Matter-wave localization in a random potential

TL;DR

This paper investigates the localization behavior of Bose-Einstein condensates in disordered potentials using numerical and variational methods, revealing exponential tails and oscillatory dynamics characteristic of Anderson localization.

Contribution

It provides a combined numerical and variational analysis of BEC localization in disordered potentials, including the effects of weak interactions and dynamic expansion behavior.

Findings

Localized BECs exhibit exponential tails similar to Anderson localization.

The BEC becomes trapped in localized states after initial expansion.

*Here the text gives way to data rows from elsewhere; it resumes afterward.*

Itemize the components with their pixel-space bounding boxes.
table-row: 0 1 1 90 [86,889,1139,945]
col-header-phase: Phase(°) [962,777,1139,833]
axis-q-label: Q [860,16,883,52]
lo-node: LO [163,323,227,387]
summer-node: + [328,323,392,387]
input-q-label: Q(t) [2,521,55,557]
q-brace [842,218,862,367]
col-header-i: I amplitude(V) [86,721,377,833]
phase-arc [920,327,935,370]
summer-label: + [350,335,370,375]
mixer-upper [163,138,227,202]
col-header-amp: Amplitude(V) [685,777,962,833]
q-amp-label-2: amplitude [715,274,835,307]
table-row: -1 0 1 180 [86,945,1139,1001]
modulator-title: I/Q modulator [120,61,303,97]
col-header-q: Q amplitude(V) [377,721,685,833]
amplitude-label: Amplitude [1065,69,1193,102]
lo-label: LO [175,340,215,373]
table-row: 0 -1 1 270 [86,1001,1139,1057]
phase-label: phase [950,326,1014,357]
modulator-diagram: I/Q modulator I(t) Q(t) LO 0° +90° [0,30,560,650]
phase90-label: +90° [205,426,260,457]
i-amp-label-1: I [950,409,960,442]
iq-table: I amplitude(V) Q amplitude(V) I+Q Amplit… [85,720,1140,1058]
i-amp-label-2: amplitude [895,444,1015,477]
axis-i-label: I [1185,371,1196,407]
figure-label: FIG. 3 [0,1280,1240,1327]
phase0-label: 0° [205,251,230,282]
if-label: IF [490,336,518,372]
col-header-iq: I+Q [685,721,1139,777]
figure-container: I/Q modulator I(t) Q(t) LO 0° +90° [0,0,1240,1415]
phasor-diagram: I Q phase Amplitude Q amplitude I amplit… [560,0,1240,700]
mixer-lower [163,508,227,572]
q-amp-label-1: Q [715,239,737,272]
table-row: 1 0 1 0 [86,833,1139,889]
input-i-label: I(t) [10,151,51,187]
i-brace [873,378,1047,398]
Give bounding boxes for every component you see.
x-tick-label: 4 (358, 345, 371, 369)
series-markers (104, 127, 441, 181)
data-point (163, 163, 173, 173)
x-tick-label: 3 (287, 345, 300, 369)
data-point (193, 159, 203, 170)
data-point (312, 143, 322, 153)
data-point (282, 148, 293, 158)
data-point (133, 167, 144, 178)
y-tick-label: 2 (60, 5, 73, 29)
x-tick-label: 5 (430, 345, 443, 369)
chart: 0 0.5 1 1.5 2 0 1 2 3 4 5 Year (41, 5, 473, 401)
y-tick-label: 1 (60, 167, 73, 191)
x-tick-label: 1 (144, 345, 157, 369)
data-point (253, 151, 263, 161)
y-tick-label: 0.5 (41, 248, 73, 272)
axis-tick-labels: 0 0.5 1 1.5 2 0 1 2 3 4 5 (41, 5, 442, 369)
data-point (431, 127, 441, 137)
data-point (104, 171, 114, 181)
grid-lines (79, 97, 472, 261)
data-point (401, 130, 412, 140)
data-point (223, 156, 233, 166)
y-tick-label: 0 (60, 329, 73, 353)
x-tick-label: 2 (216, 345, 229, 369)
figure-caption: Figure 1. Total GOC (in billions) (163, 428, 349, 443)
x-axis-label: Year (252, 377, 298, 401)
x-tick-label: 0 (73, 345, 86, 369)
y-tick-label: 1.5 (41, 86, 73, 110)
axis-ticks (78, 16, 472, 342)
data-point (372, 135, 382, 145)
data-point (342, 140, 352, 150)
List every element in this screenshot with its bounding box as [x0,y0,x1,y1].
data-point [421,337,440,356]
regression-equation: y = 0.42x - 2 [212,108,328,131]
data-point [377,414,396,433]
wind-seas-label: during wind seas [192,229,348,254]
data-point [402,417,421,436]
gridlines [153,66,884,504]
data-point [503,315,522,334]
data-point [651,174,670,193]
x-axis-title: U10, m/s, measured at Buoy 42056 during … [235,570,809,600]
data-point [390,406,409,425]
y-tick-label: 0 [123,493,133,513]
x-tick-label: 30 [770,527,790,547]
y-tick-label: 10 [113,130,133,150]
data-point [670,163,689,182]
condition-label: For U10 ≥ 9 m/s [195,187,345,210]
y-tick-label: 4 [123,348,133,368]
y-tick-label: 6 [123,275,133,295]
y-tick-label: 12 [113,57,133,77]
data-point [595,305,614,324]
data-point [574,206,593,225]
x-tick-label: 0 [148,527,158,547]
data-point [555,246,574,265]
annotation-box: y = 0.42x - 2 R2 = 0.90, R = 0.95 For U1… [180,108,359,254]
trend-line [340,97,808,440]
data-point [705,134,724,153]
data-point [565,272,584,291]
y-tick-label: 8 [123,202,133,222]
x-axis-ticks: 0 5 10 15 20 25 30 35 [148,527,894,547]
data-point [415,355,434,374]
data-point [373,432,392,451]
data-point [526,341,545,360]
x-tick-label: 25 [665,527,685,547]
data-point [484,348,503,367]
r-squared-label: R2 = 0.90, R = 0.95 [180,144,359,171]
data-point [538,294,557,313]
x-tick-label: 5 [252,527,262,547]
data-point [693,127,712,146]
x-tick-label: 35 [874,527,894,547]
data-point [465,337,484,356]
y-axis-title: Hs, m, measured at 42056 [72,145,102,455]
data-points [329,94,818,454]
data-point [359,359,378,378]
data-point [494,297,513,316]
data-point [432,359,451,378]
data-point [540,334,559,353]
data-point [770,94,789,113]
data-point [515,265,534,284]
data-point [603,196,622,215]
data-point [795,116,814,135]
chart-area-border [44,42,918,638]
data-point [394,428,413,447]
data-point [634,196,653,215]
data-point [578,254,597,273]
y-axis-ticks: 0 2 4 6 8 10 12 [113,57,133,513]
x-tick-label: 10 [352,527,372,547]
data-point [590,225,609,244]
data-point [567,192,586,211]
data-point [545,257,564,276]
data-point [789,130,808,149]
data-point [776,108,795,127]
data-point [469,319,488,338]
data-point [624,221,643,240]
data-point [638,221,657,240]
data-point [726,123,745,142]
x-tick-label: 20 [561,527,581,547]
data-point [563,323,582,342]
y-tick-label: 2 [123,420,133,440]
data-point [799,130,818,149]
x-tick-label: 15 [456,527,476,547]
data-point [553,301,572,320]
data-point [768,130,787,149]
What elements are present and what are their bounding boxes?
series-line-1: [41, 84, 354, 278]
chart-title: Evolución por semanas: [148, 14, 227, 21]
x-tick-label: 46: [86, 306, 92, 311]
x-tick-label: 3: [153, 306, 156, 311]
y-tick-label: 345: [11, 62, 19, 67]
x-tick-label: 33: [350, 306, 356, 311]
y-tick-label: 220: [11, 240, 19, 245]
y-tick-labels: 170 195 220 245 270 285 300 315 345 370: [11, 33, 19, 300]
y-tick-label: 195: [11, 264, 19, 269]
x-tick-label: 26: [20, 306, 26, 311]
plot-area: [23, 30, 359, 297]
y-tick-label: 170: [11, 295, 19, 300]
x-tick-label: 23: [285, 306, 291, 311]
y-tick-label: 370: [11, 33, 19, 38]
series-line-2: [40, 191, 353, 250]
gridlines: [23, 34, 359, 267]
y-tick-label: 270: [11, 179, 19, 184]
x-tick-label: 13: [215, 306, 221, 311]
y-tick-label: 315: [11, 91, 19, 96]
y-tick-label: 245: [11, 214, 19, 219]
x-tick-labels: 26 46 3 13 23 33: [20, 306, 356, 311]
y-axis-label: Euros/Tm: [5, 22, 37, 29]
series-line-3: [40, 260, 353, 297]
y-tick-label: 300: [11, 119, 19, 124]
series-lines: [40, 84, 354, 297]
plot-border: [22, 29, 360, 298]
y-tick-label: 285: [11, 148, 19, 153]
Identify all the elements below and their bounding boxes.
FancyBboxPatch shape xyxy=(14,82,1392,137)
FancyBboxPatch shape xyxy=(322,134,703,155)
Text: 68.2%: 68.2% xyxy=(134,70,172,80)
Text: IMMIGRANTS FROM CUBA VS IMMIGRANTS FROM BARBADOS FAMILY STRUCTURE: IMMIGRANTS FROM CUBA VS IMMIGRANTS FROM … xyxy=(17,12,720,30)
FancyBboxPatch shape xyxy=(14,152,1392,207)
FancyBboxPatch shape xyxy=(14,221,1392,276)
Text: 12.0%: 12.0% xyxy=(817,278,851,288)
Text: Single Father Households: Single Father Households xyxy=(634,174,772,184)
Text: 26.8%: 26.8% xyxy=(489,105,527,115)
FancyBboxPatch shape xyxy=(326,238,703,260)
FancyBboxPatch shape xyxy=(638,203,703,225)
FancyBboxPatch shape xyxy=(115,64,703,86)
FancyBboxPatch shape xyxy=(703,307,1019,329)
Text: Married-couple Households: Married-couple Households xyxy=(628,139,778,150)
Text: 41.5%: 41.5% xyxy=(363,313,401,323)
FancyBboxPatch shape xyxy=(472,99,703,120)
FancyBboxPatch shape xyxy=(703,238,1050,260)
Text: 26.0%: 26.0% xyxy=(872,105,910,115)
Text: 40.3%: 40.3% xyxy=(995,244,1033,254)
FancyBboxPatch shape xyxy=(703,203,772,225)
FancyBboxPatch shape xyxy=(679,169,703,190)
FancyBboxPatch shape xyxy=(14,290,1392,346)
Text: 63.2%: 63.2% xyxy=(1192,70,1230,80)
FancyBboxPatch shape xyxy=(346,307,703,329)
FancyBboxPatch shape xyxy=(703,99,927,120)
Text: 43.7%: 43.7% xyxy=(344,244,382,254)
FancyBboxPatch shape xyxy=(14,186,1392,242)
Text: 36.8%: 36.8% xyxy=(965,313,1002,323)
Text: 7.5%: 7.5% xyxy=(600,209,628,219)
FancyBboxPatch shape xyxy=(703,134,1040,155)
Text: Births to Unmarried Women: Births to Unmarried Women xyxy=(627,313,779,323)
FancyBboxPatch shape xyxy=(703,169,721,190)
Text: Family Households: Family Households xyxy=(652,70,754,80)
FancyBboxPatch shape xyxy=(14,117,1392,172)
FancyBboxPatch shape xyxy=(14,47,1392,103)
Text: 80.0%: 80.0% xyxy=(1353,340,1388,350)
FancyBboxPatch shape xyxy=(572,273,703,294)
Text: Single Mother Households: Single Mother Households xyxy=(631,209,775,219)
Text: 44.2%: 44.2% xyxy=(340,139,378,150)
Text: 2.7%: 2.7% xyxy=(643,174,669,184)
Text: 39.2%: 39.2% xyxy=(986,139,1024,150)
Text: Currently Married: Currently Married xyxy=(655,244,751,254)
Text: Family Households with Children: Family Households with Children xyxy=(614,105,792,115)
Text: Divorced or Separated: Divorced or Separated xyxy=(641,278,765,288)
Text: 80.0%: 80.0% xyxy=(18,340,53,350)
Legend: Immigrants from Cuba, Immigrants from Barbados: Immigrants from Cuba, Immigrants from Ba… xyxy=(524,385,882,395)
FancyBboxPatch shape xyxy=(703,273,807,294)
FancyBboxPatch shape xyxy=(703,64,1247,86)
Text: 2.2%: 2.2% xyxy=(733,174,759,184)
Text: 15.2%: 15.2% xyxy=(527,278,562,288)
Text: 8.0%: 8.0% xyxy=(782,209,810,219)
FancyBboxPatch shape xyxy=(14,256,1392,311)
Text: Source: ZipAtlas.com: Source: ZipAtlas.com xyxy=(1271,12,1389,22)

Localized BECs show breathing oscillations around a mean shape.

Abstract

By numerical and variational solution of the Gross-Pitaevskii equation, we studied the localization of a noninteracting and weakly-interacting Bose-Einstein condensate (BEC) in a disordered cold atom lattice and a speckle potential. In the case of a single BEC fragment, the variational analysis produced good results. For a weakly disordered potential, the localized BECs are found to have an exponential tail as in weak Anderson localization. We also investigated the expansion of a noninteracting BEC in these potential. We find that the BEC will be locked in an appropriate localized state after an initial expansion and will execute breathing oscillation around a mean shape when a BEC at equilibrium in a harmonic trap is suddenly released into a disorder potential.